"The 'spoils of war' theory proffered by the estate that the Russian government, when it invaded Germany, gained title to the museum's property as a spoil of war, and then transferred that title to the decedent is rejected."
The tablet, inscribed with an exhortation to honor King Tukulti-Ninurta I, was excavated a century ago by German archaeologists from the Ishtar Temple in what's now northern Iraq. It went on display in 1934 and disappeared after the start of the war.
Flamenbaum, an Auschwitz survivor, brought the tablet to the United States when he settled in New York. Family lore says he got it by trading cigarettes to a Russian soldier.

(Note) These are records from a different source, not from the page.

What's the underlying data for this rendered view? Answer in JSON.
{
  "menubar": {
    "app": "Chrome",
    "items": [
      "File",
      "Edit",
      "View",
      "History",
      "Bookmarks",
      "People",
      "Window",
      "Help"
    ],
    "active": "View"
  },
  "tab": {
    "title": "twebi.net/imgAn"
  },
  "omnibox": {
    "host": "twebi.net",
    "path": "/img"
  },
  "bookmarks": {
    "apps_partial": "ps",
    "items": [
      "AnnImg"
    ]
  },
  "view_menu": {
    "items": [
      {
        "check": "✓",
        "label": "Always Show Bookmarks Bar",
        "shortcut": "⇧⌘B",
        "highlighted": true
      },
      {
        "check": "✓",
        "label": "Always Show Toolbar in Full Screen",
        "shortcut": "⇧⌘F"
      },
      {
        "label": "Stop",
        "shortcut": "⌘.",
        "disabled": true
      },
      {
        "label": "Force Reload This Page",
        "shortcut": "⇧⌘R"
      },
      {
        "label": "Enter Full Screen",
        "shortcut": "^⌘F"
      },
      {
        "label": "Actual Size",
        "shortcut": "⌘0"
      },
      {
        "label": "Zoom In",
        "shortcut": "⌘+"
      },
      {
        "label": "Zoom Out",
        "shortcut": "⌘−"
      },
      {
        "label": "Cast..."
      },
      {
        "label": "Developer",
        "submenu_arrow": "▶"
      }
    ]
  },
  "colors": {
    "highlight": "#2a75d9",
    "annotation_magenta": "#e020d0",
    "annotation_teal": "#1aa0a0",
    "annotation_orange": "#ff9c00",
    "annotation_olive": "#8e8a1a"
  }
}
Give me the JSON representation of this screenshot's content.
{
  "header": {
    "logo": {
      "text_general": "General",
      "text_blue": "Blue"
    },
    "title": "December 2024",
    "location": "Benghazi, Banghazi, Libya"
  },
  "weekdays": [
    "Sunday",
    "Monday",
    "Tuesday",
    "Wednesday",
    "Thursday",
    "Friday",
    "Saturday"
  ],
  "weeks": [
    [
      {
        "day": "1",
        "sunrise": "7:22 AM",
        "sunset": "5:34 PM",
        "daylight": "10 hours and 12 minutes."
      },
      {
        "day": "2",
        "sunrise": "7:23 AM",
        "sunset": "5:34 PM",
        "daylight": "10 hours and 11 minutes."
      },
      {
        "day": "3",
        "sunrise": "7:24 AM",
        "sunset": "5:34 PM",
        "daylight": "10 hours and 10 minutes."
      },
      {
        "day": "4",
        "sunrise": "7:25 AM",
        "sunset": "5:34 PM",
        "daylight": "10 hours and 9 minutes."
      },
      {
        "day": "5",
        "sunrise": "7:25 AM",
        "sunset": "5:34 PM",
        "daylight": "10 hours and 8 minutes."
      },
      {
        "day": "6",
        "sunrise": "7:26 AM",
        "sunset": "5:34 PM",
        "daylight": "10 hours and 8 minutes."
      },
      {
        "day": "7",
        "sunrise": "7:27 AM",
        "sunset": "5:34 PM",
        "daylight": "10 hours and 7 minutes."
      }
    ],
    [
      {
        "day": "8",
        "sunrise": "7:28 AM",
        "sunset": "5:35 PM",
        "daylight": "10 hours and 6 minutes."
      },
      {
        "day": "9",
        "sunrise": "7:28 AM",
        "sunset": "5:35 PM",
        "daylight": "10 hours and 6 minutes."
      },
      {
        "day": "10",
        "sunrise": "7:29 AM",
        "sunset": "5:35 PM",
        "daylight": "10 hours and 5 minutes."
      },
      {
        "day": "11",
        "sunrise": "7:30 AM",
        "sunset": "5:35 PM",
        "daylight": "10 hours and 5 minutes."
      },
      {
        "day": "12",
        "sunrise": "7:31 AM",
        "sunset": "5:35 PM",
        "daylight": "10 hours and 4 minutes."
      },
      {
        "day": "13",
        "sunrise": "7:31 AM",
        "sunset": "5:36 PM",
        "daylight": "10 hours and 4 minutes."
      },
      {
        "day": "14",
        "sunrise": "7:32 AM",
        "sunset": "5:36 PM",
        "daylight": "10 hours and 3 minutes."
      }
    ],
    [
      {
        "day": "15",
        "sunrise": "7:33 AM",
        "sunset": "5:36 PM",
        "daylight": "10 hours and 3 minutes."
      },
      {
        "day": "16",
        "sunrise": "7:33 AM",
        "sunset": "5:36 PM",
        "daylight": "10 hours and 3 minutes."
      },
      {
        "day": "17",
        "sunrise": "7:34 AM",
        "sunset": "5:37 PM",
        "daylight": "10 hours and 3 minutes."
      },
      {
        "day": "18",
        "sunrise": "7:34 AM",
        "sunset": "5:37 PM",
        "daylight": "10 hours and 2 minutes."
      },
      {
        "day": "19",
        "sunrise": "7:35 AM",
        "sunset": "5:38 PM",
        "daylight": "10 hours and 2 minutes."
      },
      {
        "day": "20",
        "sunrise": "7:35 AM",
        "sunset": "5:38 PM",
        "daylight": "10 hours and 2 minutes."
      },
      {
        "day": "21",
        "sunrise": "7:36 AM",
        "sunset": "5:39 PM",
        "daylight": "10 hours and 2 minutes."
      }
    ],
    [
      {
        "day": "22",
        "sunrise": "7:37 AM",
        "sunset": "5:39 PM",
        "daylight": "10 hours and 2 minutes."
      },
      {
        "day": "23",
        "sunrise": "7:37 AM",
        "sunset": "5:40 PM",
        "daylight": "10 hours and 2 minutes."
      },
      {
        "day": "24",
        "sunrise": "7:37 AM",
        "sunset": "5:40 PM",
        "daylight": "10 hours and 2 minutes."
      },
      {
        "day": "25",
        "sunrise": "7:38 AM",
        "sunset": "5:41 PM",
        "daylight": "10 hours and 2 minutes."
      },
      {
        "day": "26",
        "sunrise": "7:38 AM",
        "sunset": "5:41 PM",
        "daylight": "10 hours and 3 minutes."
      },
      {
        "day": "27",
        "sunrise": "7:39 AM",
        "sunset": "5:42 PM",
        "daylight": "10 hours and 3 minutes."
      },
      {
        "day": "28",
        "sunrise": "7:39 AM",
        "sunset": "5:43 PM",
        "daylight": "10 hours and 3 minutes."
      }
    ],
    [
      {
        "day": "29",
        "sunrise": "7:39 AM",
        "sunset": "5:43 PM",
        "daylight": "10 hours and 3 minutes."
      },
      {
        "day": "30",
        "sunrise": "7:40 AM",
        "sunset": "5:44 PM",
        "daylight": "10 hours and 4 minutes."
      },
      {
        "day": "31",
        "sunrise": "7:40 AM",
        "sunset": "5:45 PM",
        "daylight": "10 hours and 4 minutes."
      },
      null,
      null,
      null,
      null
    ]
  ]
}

The New York court also rejected the argument the Vorderasiatisches Museum, part of the renowned Pergamon Museum, waited too long more than 60 years before trying to reclaim it. A judge on Long Island said it had unreasonably delayed, but a midlevel court last year ruled the other way.
"New York has really affirmed its moral leadership in protecting true property owners," said museum attorney Raymond Dowd. "This decision makes it clear that the rule of finders keepers is not the law in New York."
The ruling should ensure the safe return of the tablet, Dowd said. The museum has many other pieces still missing since the war, he said, adding that some Holocaust groups filed a court brief supporting the museum's claim.
Attorney Steven Schlesinger said the family was disappointed and questioned whether the court refused to uphold "title by right of conquest" because it would open the door for those who obtained art looted by Germans during the Holocaust.
"You can't argue that the United States doesn't recognize the right of conquest when this entire country is the result of the law of conquest," he said, citing territorial expansion that includes Texas and California and at least 50 Indian land claims in New York.
The Court of Appeals said there was no proof that Russia ever possessed the tablet, and that it was the official U.S. policy during World War II to forbid pillaging of cultural artifacts.
According to court documents, the tablet dates to 1243 to 1207 B.C., during Tukulti-Ninurta's reign. Placed in the foundation of the temple of the fertility goddess, its 21 lines call on those who find the temple to honor the king's name.
In 1945, the Berlin museum's premises was overrun, with many items taken by Russians, others by German troops and some pilfered by people who took shelter in the museum. The museum director was not in a position to say who took it, only that it disappeared.
It has been in a deposit box in New York.